A preocupação dos especialistas está relacionada ao conceito de invisibilidade digital. Em um ambiente cada vez mais orientado por dados, pessoas sem acesso adequado à conectividade, sem prontuários estruturados ou sem histórico digital consistente podem acabar ficando fora dos sistemas que orientam decisões clínicas, análises populacionais e desenvolvimento de novas tecnologias.
“Quando os dados passam a ser a base da inovação, surge uma nova pergunta: quem está ficando de fora? Quem não gera dados ou não está integrado aos sistemas corre o risco de se tornar invisível para as soluções que estão sendo criadas”, explica Borghi.
O debate acontece em um momento de avanço da digitalização da saúde brasileira. Dados recentes do Ministério da Saúde mostram que 94,6% das Unidades Básicas de Saúde (UBSs) já possuem acesso à internet e 87% utilizam prontuário eletrônico. O levantamento, realizado em mais de 44 mil UBSs em todo o país, também apontou que 77,8% das unidades possuem computadores conectados à internet em todos os consultórios. Apesar dos avanços, especialistas apontam que ainda existem desafios relacionados à interoperabilidade dos sistemas, à qualidade dos dados e à inclusão digital de diferentes regiões e populações.
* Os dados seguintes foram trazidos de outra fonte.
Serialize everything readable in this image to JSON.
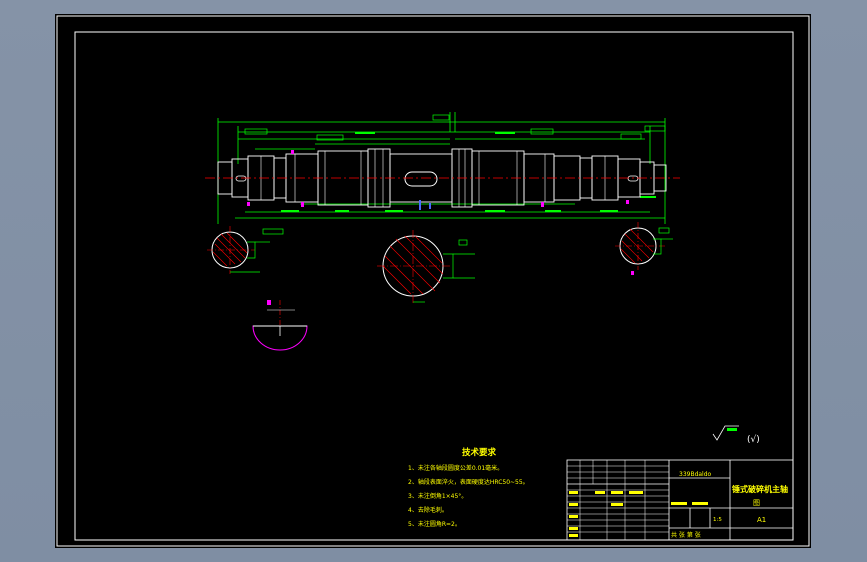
{
  "technical_requirements": {
    "title": "技术要求",
    "items": [
      "1、未注各轴段圆度公差0.01毫米。",
      "2、轴段表面淬火，表面硬度达HRC50~55。",
      "3、未注倒角1×45°。",
      "4、去除毛刺。",
      "5、未注圆角R=2。"
    ]
  },
  "roughness_note": "(√)",
  "title_block": {
    "drawing_title": "锤式破碎机主轴",
    "drawing_title_line2": "图",
    "code": "339Bdaldo",
    "sheet_size": "A1",
    "scale_value": "1:5",
    "footer_text": "共 张 第 张"
  },
  "colors": {
    "background": "#000000",
    "frame": "#ffffff",
    "geometry": "#ffffff",
    "dimensions": "#00ff00",
    "text": "#ffff00",
    "centerline": "#ff0000",
    "hatch": "#ff0000",
    "magenta": "#ff00ff",
    "blue": "#4a6bff"
  }
}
Nesse cenário, os participantes destacaram a importância de ampliar investimentos em infraestrutura digital, conectividade, integração de sistemas e capacitação de profissionais e pacientes para o uso das novas tecnologias.
Outro ponto de destaque foi o papel estratégico do Sistema Único de Saúde (SUS) como agente de democratização da inovação. Com presença em todos os municípios brasileiros e atendimento a milhões de pessoas diariamente, o SUS possui potencial para liderar a adoção de soluções capazes de gerar impacto em larga escala e reduzir desigualdades históricas no acesso à saúde.
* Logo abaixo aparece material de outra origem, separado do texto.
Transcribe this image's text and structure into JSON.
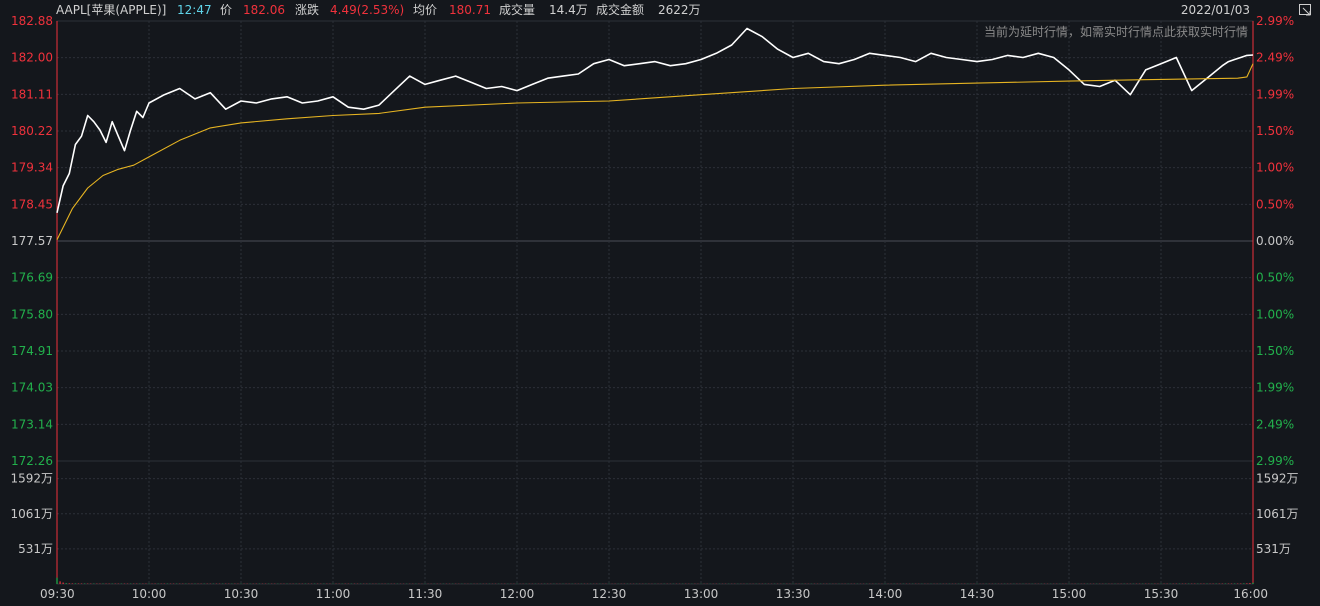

“O Brasil possui uma oportunidade única. Poucos países contam com um sistema público com a abrangência do SUS. Se conseguirmos conectar inovação, tecnologia e políticas públicas, podemos construir um modelo de saúde digital que seja referência não apenas em eficiência, mas também em inclusão”, destaca Borghi.
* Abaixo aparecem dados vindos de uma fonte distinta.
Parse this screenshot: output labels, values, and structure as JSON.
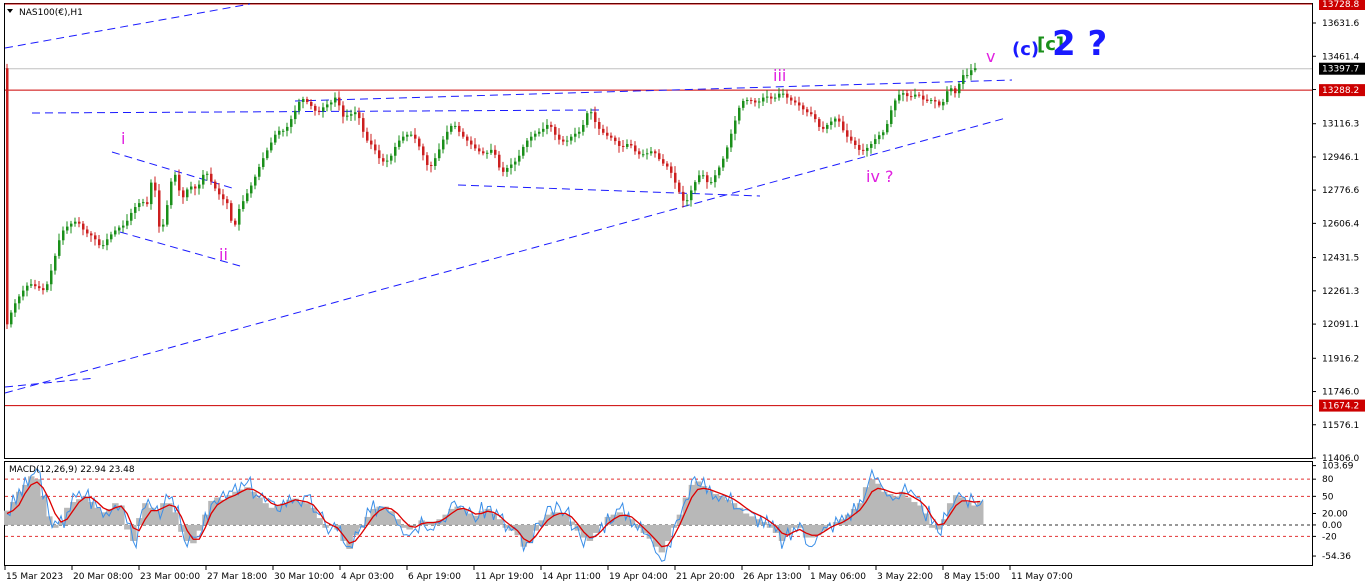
{
  "symbol_label": "NAS100(€),H1",
  "macd_label": "MACD(12,26,9) 22.94 23.48",
  "colors": {
    "bull": "#1a8f1a",
    "bear": "#cc1f1f",
    "trend": "#1a1aff",
    "hline": "#cc0000",
    "magenta": "#e020e0",
    "blue_label": "#1a1aff",
    "green_label": "#1a8f1a",
    "macd_signal": "#dd0000",
    "macd_line": "#3b8fe8",
    "macd_hist": "#b8b8b8"
  },
  "chart_data": [
    {
      "type": "candlestick",
      "title": "NAS100(€),H1",
      "ylim": [
        11406.0,
        13728.8
      ],
      "price_ticks": [
        "13631.6",
        "13461.4",
        "13291.2",
        "13116.3",
        "12946.1",
        "12776.6",
        "12606.4",
        "12431.5",
        "12261.3",
        "12091.1",
        "11916.2",
        "11746.0",
        "11576.1",
        "11406.0"
      ],
      "price_labels": [
        {
          "text": "13728.8",
          "value": 13728.8
        },
        {
          "text": "13397.7",
          "value": 13397.7
        },
        {
          "text": "13288.2",
          "value": 13288.2
        },
        {
          "text": "11674.2",
          "value": 11674.2
        }
      ],
      "horizontal_lines": [
        13728.8,
        13288.2,
        11674.2
      ],
      "current_price": 13397.7,
      "time_labels": [
        "15 Mar 2023",
        "20 Mar 08:00",
        "23 Mar 00:00",
        "27 Mar 18:00",
        "30 Mar 10:00",
        "4 Apr 03:00",
        "6 Apr 19:00",
        "11 Apr 19:00",
        "14 Apr 11:00",
        "19 Apr 04:00",
        "21 Apr 20:00",
        "26 Apr 13:00",
        "1 May 06:00",
        "3 May 22:00",
        "8 May 15:00",
        "11 May 07:00"
      ],
      "path_points": [
        [
          0,
          12060
        ],
        [
          2,
          12180
        ],
        [
          4,
          12250
        ],
        [
          6,
          12300
        ],
        [
          8,
          12280
        ],
        [
          10,
          12260
        ],
        [
          12,
          12400
        ],
        [
          14,
          12560
        ],
        [
          16,
          12600
        ],
        [
          18,
          12620
        ],
        [
          20,
          12560
        ],
        [
          22,
          12540
        ],
        [
          24,
          12480
        ],
        [
          26,
          12540
        ],
        [
          28,
          12580
        ],
        [
          30,
          12600
        ],
        [
          32,
          12680
        ],
        [
          34,
          12720
        ],
        [
          36,
          12700
        ],
        [
          37,
          12930
        ],
        [
          38,
          12620
        ],
        [
          39,
          12560
        ],
        [
          40,
          12640
        ],
        [
          42,
          12880
        ],
        [
          43,
          12830
        ],
        [
          44,
          12720
        ],
        [
          46,
          12800
        ],
        [
          48,
          12780
        ],
        [
          50,
          12880
        ],
        [
          52,
          12800
        ],
        [
          54,
          12740
        ],
        [
          56,
          12700
        ],
        [
          57,
          12540
        ],
        [
          58,
          12660
        ],
        [
          60,
          12740
        ],
        [
          62,
          12820
        ],
        [
          64,
          12920
        ],
        [
          66,
          13000
        ],
        [
          68,
          13080
        ],
        [
          70,
          13080
        ],
        [
          72,
          13160
        ],
        [
          74,
          13250
        ],
        [
          76,
          13220
        ],
        [
          78,
          13170
        ],
        [
          80,
          13210
        ],
        [
          82,
          13230
        ],
        [
          83,
          13270
        ],
        [
          84,
          13150
        ],
        [
          86,
          13160
        ],
        [
          88,
          13180
        ],
        [
          90,
          13040
        ],
        [
          92,
          13000
        ],
        [
          94,
          12920
        ],
        [
          96,
          12930
        ],
        [
          98,
          13020
        ],
        [
          100,
          13060
        ],
        [
          102,
          13060
        ],
        [
          104,
          12980
        ],
        [
          106,
          12880
        ],
        [
          108,
          12960
        ],
        [
          110,
          13060
        ],
        [
          112,
          13120
        ],
        [
          114,
          13060
        ],
        [
          116,
          13020
        ],
        [
          118,
          12980
        ],
        [
          120,
          12960
        ],
        [
          122,
          12990
        ],
        [
          124,
          12860
        ],
        [
          126,
          12900
        ],
        [
          128,
          12930
        ],
        [
          130,
          13020
        ],
        [
          132,
          13060
        ],
        [
          134,
          13080
        ],
        [
          136,
          13120
        ],
        [
          138,
          13040
        ],
        [
          140,
          13020
        ],
        [
          142,
          13060
        ],
        [
          144,
          13080
        ],
        [
          146,
          13200
        ],
        [
          148,
          13100
        ],
        [
          150,
          13060
        ],
        [
          152,
          13040
        ],
        [
          154,
          12990
        ],
        [
          156,
          13020
        ],
        [
          158,
          12960
        ],
        [
          160,
          12960
        ],
        [
          162,
          12980
        ],
        [
          164,
          12920
        ],
        [
          166,
          12890
        ],
        [
          168,
          12790
        ],
        [
          170,
          12700
        ],
        [
          172,
          12800
        ],
        [
          174,
          12870
        ],
        [
          176,
          12800
        ],
        [
          178,
          12870
        ],
        [
          180,
          12960
        ],
        [
          182,
          13100
        ],
        [
          184,
          13230
        ],
        [
          186,
          13240
        ],
        [
          188,
          13220
        ],
        [
          190,
          13260
        ],
        [
          192,
          13240
        ],
        [
          194,
          13280
        ],
        [
          196,
          13240
        ],
        [
          198,
          13220
        ],
        [
          200,
          13180
        ],
        [
          202,
          13160
        ],
        [
          204,
          13080
        ],
        [
          206,
          13120
        ],
        [
          208,
          13150
        ],
        [
          210,
          13060
        ],
        [
          212,
          13020
        ],
        [
          214,
          12970
        ],
        [
          216,
          13000
        ],
        [
          218,
          13050
        ],
        [
          220,
          13080
        ],
        [
          222,
          13220
        ],
        [
          224,
          13280
        ],
        [
          226,
          13250
        ],
        [
          228,
          13270
        ],
        [
          230,
          13230
        ],
        [
          232,
          13240
        ],
        [
          234,
          13200
        ],
        [
          236,
          13310
        ],
        [
          238,
          13260
        ],
        [
          239,
          13380
        ],
        [
          240,
          13350
        ],
        [
          241,
          13380
        ],
        [
          242,
          13400
        ]
      ],
      "labels": [
        {
          "text": "i",
          "color": "magenta",
          "size": "small"
        },
        {
          "text": "ii",
          "color": "magenta",
          "size": "small"
        },
        {
          "text": "iii",
          "color": "magenta",
          "size": "small"
        },
        {
          "text": "iv ?",
          "color": "magenta",
          "size": "small"
        },
        {
          "text": "v",
          "color": "magenta",
          "size": "small"
        },
        {
          "text": "(c)",
          "color": "blue_label",
          "size": "medium"
        },
        {
          "text": "[c]",
          "color": "green_label",
          "size": "medium"
        },
        {
          "text": "2 ?",
          "color": "blue_label",
          "size": "large"
        }
      ]
    },
    {
      "type": "line",
      "title": "MACD(12,26,9) 22.94 23.48",
      "ylim": [
        -70,
        110
      ],
      "value_ticks": [
        "103.69",
        "80",
        "50",
        "20.00",
        "0.00",
        "-20",
        "-54.36"
      ],
      "dotted_levels": [
        80,
        50,
        0,
        -20
      ],
      "series": [
        {
          "name": "MACD",
          "values": [
            25,
            40,
            58,
            70,
            90,
            85,
            50,
            10,
            -5,
            5,
            30,
            45,
            50,
            55,
            40,
            30,
            20,
            30,
            40,
            35,
            -10,
            -30,
            15,
            40,
            30,
            25,
            40,
            40,
            20,
            -15,
            -30,
            -35,
            -10,
            20,
            45,
            50,
            45,
            55,
            60,
            65,
            70,
            60,
            50,
            40,
            30,
            35,
            40,
            45,
            50,
            40,
            40,
            30,
            10,
            -5,
            0,
            -10,
            -30,
            -45,
            -20,
            -5,
            15,
            30,
            35,
            35,
            25,
            10,
            -5,
            -10,
            0,
            10,
            5,
            5,
            10,
            20,
            30,
            35,
            30,
            20,
            15,
            25,
            30,
            20,
            10,
            -5,
            -10,
            -20,
            -40,
            -35,
            -10,
            10,
            20,
            25,
            25,
            20,
            5,
            -10,
            -25,
            -30,
            -15,
            0,
            15,
            20,
            25,
            20,
            10,
            -5,
            -15,
            -25,
            -40,
            -50,
            -30,
            -5,
            20,
            50,
            75,
            80,
            70,
            60,
            55,
            50,
            45,
            40,
            30,
            20,
            15,
            10,
            5,
            -5,
            -15,
            -30,
            -20,
            -5,
            -5,
            -25,
            -25,
            -20,
            -10,
            0,
            5,
            10,
            20,
            30,
            40,
            70,
            85,
            75,
            60,
            55,
            50,
            60,
            50,
            40,
            35,
            20,
            -5,
            -10,
            10,
            40,
            55,
            50,
            40,
            35,
            45
          ]
        },
        {
          "name": "Signal",
          "values": [
            20,
            25,
            35,
            55,
            70,
            75,
            65,
            45,
            20,
            5,
            10,
            25,
            40,
            48,
            48,
            40,
            30,
            25,
            30,
            33,
            20,
            -5,
            -10,
            10,
            25,
            25,
            30,
            35,
            32,
            15,
            -10,
            -25,
            -25,
            -5,
            20,
            35,
            42,
            48,
            52,
            58,
            63,
            62,
            56,
            48,
            38,
            34,
            36,
            40,
            44,
            42,
            40,
            35,
            22,
            6,
            0,
            -5,
            -18,
            -32,
            -28,
            -15,
            0,
            15,
            25,
            30,
            28,
            20,
            8,
            -2,
            -4,
            2,
            4,
            4,
            6,
            12,
            20,
            27,
            29,
            25,
            19,
            20,
            24,
            22,
            16,
            6,
            -2,
            -10,
            -24,
            -30,
            -20,
            -5,
            8,
            16,
            20,
            20,
            14,
            2,
            -12,
            -22,
            -20,
            -10,
            2,
            10,
            16,
            17,
            14,
            5,
            -5,
            -15,
            -26,
            -38,
            -36,
            -20,
            0,
            24,
            48,
            62,
            64,
            62,
            58,
            54,
            50,
            45,
            38,
            30,
            23,
            18,
            13,
            6,
            -2,
            -14,
            -18,
            -12,
            -8,
            -14,
            -18,
            -18,
            -12,
            -5,
            0,
            4,
            10,
            18,
            26,
            40,
            58,
            64,
            62,
            58,
            55,
            56,
            54,
            48,
            42,
            32,
            14,
            0,
            2,
            18,
            34,
            42,
            42,
            40,
            41
          ]
        },
        {
          "name": "Histogram",
          "values": [
            25,
            40,
            58,
            70,
            85,
            80,
            50,
            15,
            -5,
            5,
            30,
            40,
            45,
            50,
            40,
            30,
            22,
            28,
            38,
            34,
            -8,
            -28,
            12,
            38,
            30,
            25,
            38,
            38,
            22,
            -12,
            -28,
            -32,
            -10,
            18,
            42,
            48,
            44,
            52,
            58,
            62,
            66,
            58,
            48,
            38,
            30,
            34,
            38,
            44,
            46,
            40,
            38,
            30,
            12,
            -5,
            0,
            -8,
            -28,
            -42,
            -18,
            -5,
            14,
            28,
            32,
            32,
            24,
            10,
            -5,
            -8,
            0,
            8,
            6,
            6,
            10,
            18,
            28,
            32,
            28,
            20,
            16,
            24,
            28,
            20,
            10,
            -5,
            -10,
            -18,
            -38,
            -32,
            -10,
            8,
            18,
            22,
            22,
            18,
            6,
            -10,
            -22,
            -28,
            -14,
            0,
            14,
            18,
            22,
            18,
            10,
            -5,
            -14,
            -24,
            -38,
            -48,
            -28,
            -5,
            18,
            48,
            70,
            76,
            68,
            60,
            54,
            50,
            44,
            38,
            30,
            20,
            15,
            10,
            5,
            -5,
            -14,
            -28,
            -18,
            -5,
            -5,
            -22,
            -22,
            -18,
            -10,
            0,
            5,
            10,
            18,
            28,
            38,
            66,
            80,
            72,
            58,
            54,
            50,
            58,
            48,
            40,
            34,
            20,
            -5,
            -8,
            10,
            38,
            52,
            48,
            40,
            34,
            42
          ]
        }
      ]
    }
  ]
}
O painel também abordou o papel das startups e healthtechs na construção desse futuro. Para a ABSS, as empresas de inovação em saúde têm a oportunidade de desenvolver soluções que considerem desde sua origem diferentes realidades sociais, econômicas e regionais, ampliando o alcance do cuidado e reduzindo barreiras de acesso.
“Precisamos evoluir na discussão sobre inovação. Não basta perguntar o quão avançada é uma tecnologia. Precisamos perguntar para quem ela foi desenvolvida e quem será beneficiado por ela. O verdadeiro sucesso da transformação digital será medido pela capacidade de incluir pessoas e não apenas pela sofisticação das ferramentas”, conclui Borghi.